Contrôles aux frontières : les syndicats tirent la sonnette d'alarme pour la Saxe !
Le DGB de Saxe critique les contrôles stationnaires aux frontières avec la Pologne et la République tchèque, réclame leur fin et souligne la nécessité d'une coopération européenne.

Contrôles aux frontières : les syndicats tirent la sonnette d'alarme pour la Saxe !
Au cours des dernières semaines, les choses ont bougé à la frontière germano-polonaise : les contrôles frontaliers stationnaires, qui ont longtemps été au centre de l'attention, suscitent ressentiment et agitation parmi les navetteurs et dans l'économie. Daniela Kolbe, vice-présidente du DGB de Saxe, a pris une position claire et a qualifié les contrôles de fardeau pour les salariés de la région. Le communiqué de presse du DGB souligne comment les frontaliers polonais et tchèques qui se rendent chaque jour en Saxe se retrouvent coincés à plusieurs reprises dans les embouteillages et perdent ainsi un temps de travail précieux. Les chauffeurs routiers sont également confrontés à une grande incertitude en matière de planification, ce qui a un impact négatif sur l'ensemble de la chaîne logistique.

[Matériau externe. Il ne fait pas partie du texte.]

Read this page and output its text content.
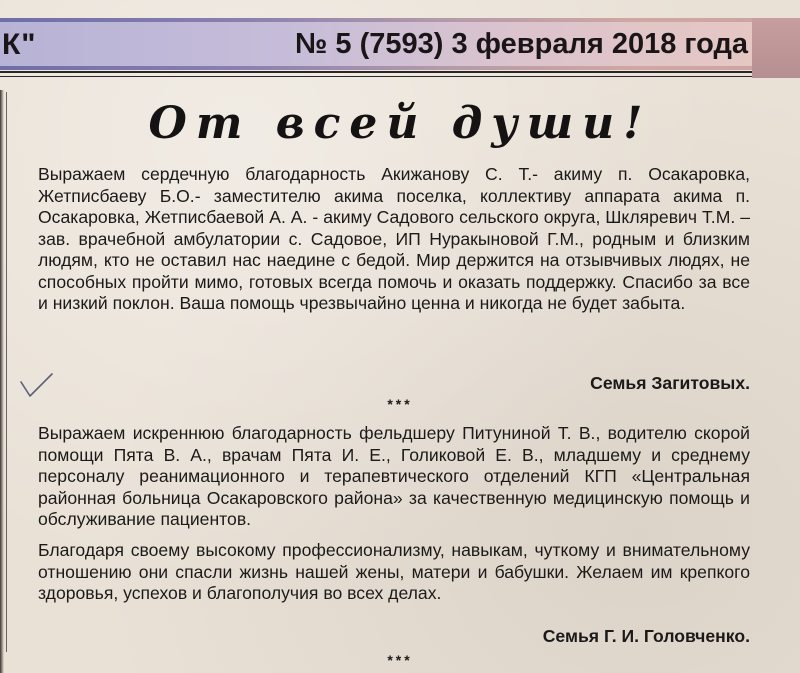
К"	№ 5 (7593) 3 февраля 2018 года
От всей души!
Выражаем сердечную благодарность Акижанову С. Т.- акиму п. Осакаровка, Жетписбаеву Б.О.- заместителю акима поселка, коллективу аппарата акима п. Осакаровка, Жетписбаевой А. А. - акиму Садового сельского округа, Шкляревич Т.М. – зав. врачебной амбулатории с. Садовое, ИП Нуракыновой Г.М., родным и близким людям, кто не оставил нас наедине с бедой. Мир держится на отзывчивых людях, не способных пройти мимо, готовых всегда помочь и оказать поддержку. Спасибо за все и низкий поклон. Ваша помощь чрезвычайно ценна и никогда не будет забыта.
Семья Загитовых.
***
Выражаем искреннюю благодарность фельдшеру Питуниной Т. В., водителю скорой помощи Пята В. А., врачам Пята И. Е., Голиковой Е. В., младшему и среднему персоналу реанимационного и терапевтического отделений КГП «Центральная районная больница Осакаровского района» за качественную медицинскую помощь и обслуживание пациентов.
Благодаря своему высокому профессионализму, навыкам, чуткому и внимательному отношению они спасли жизнь нашей жены, матери и бабушки. Желаем им крепкого здоровья, успехов и благополучия во всех делах.
Семья Г. И. Головченко.
***
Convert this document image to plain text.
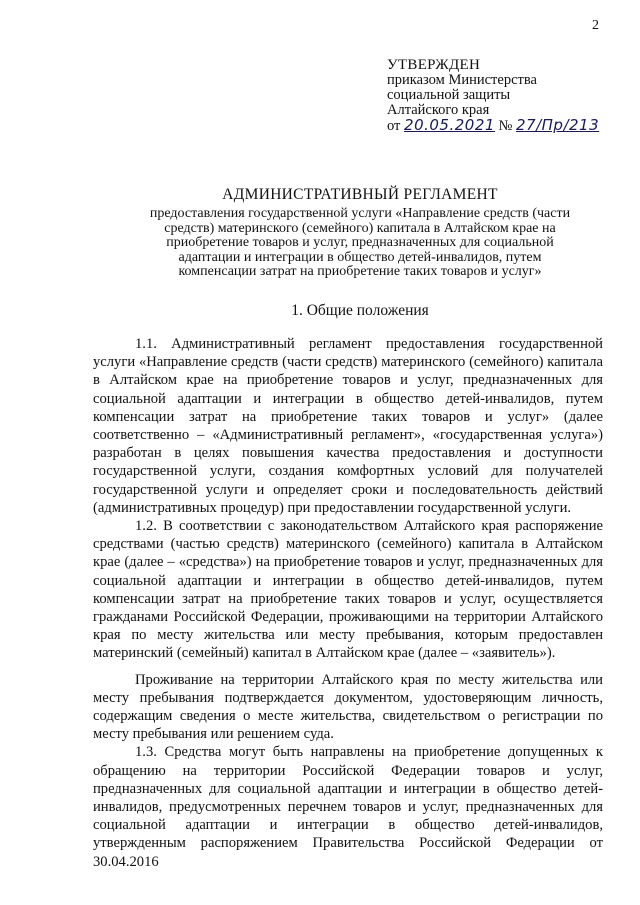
2
УТВЕРЖДЕН
приказом Министерства
социальной защиты
Алтайского края
от 20.05.2021 № 27/Пр/213
АДМИНИСТРАТИВНЫЙ РЕГЛАМЕНТ
предоставления государственной услуги «Направление средств (части средств) материнского (семейного) капитала в Алтайском крае на приобретение товаров и услуг, предназначенных для социальной адаптации и интеграции в общество детей-инвалидов, путем компенсации затрат на приобретение таких товаров и услуг»
1. Общие положения

1.1. Административный регламент предоставления государственной услуги «Направление средств (части средств) материнского (семейного) капитала в Алтайском крае на приобретение товаров и услуг, предназначенных для социальной адаптации и интеграции в общество детей-инвалидов, путем компенсации затрат на приобретение таких товаров и услуг» (далее соответственно – «Административный регламент», «государственная услуга») разработан в целях повышения качества предоставления и доступности государственной услуги, создания комфортных условий для получателей государственной услуги и определяет сроки и последовательность действий (административных процедур) при предоставлении государственной услуги.

1.2. В соответствии с законодательством Алтайского края распоряжение средствами (частью средств) материнского (семейного) капитала в Алтайском крае (далее – «средства») на приобретение товаров и услуг, предназначенных для социальной адаптации и интеграции в общество детей-инвалидов, путем компенсации затрат на приобретение таких товаров и услуг, осуществляется гражданами Российской Федерации, проживающими на территории Алтайского края по месту жительства или месту пребывания, которым предоставлен материнский (семейный) капитал в Алтайском крае (далее – «заявитель»).

Проживание на территории Алтайского края по месту жительства или месту пребывания подтверждается документом, удостоверяющим личность, содержащим сведения о месте жительства, свидетельством о регистрации по месту пребывания или решением суда.

1.3. Средства могут быть направлены на приобретение допущенных к обращению на территории Российской Федерации товаров и услуг, предназначенных для социальной адаптации и интеграции в общество детей-инвалидов, предусмотренных перечнем товаров и услуг, предназначенных для социальной адаптации и интеграции в общество детей-инвалидов, утвержденным распоряжением Правительства Российской Федерации от 30.04.2016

Mais ce n’est pas seulement le problème des embouteillages qui met les employés à rude épreuve. Le patron du DGB en Saxe, Markus Schlimbach, va encore plus loin et parle d'une situation « insupportable » pour les frontaliers. Dans un rapport du journal saxon Il critique également le fait que les contrôles aux frontières entravent également les chaînes d'approvisionnement internationales et attribue l'augmentation des embouteillages et des accidents dans les régions frontalières à la série de contrôles. "Armin Schuster, le ministre de l'Intérieur saxon de la CDU, est fortement critiqué dans ce débat. Schlimbach l'accuse de ne rien faire pour mettre fin aux contrôles et de s'en tenir à leur maintien, ce qui met en danger le concept d'une Europe libre et ouverte."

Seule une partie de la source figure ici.